Incremental or non-incremental PST evaluation calcs

RoadWarrior · Post by **RoadWarrior** » Thu Jan 26, 2012 1:16 am

I've been drawn back into the computer chess community by the Rybka controversy, and decided to resurrect my old Fortran/assembly chess engine and update it with modern techniques. My weapon of choice is now C#

I put together a magic bitboard board representation, move generator, and move make/unmake. To my pleasant surprise, perft from the initial position not only produces the correct moves, but also runs at around 16M nodes per second on a single physical core. Modern hardware is just so impressive.

By "node", I mean generating the pseudo-legal moves, checking for move validity, then doing the move make/unmake. There is no bulk-counting or transposition table.

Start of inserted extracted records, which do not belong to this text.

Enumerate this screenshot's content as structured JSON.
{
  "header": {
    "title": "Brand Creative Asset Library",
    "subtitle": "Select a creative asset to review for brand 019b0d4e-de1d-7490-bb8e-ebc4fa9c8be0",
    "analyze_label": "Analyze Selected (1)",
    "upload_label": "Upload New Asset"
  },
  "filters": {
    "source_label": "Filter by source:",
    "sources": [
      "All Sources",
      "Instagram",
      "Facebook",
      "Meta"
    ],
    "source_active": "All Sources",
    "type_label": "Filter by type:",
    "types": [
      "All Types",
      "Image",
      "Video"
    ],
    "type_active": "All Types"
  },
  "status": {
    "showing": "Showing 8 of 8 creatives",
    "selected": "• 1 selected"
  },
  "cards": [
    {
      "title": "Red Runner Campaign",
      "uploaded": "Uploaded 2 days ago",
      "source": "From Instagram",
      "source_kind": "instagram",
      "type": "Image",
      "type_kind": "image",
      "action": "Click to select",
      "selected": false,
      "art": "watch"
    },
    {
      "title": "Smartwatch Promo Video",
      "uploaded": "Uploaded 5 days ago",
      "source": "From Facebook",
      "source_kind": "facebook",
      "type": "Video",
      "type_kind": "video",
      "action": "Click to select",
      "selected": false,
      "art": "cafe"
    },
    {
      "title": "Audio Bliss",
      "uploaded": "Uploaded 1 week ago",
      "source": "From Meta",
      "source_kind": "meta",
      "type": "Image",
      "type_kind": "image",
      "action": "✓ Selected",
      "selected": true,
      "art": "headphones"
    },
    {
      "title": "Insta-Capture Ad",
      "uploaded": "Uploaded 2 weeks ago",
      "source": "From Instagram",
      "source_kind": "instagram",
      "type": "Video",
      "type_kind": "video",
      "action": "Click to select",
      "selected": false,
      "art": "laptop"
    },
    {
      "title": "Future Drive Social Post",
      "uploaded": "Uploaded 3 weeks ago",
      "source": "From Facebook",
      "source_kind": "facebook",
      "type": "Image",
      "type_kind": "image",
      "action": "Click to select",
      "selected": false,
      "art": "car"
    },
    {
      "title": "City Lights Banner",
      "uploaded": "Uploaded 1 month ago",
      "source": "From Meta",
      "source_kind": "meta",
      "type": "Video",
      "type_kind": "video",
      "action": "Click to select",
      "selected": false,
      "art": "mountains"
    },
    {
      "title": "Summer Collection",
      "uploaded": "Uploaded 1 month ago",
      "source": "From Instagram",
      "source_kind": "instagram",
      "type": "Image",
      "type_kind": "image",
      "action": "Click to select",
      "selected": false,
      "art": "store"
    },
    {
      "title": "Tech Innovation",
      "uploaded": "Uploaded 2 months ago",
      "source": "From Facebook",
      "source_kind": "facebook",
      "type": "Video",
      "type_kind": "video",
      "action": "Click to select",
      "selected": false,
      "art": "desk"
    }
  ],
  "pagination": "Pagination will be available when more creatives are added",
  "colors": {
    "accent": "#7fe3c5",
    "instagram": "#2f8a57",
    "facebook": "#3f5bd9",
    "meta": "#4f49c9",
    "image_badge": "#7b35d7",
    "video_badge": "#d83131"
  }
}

Flushed with success, I started to implement the evaluation function. Currently this is just the material score and interpolated PSTs using the opening/endgame trick popularised by Fruit and Toga.

Unfortunately, doing this evaluation on every leaf node in perft 6 reduced the nodes-per-second from 16M to 4M - ouch! Tonight I implemented an incremental PST evaluation, where the PST score is adjusted during every move make/unmake. This helped dramatically, bringing the node count back up to 12M.

So I have 2 questions.

Do the majority of people do incremental (PST or other) evaluation, given this magnitude of performance difference, or am I missing something?

My PST calcs use opening/endgame interpolation. Is this rather expensive (managed arrays?) trick really worthwhile from the ELO perspective, or is it better to stick with static PST values?

bob · Post by **bob** » Thu Jan 26, 2012 1:51 am

RoadWarrior wrote:I've been drawn back into the computer chess community by the Rybka controversy, and decided to resurrect my old Fortran/assembly chess engine and update it with modern techniques. My weapon of choice is now C#

I put together a magic bitboard board representation, move generator, and move make/unmake. To my pleasant surprise, perft from the initial position not only produces the correct moves, but also runs at around 16M nodes per second on a single physical core. Modern hardware is just so impressive.

By "node", I mean generating the pseudo-legal moves, checking for move validity, then doing the move make/unmake. There is no bulk-counting or transposition table.

Flushed with success, I started to implement the evaluation function. Currently this is just the material score and interpolated PSTs using the opening/endgame trick popularised by Fruit and Toga.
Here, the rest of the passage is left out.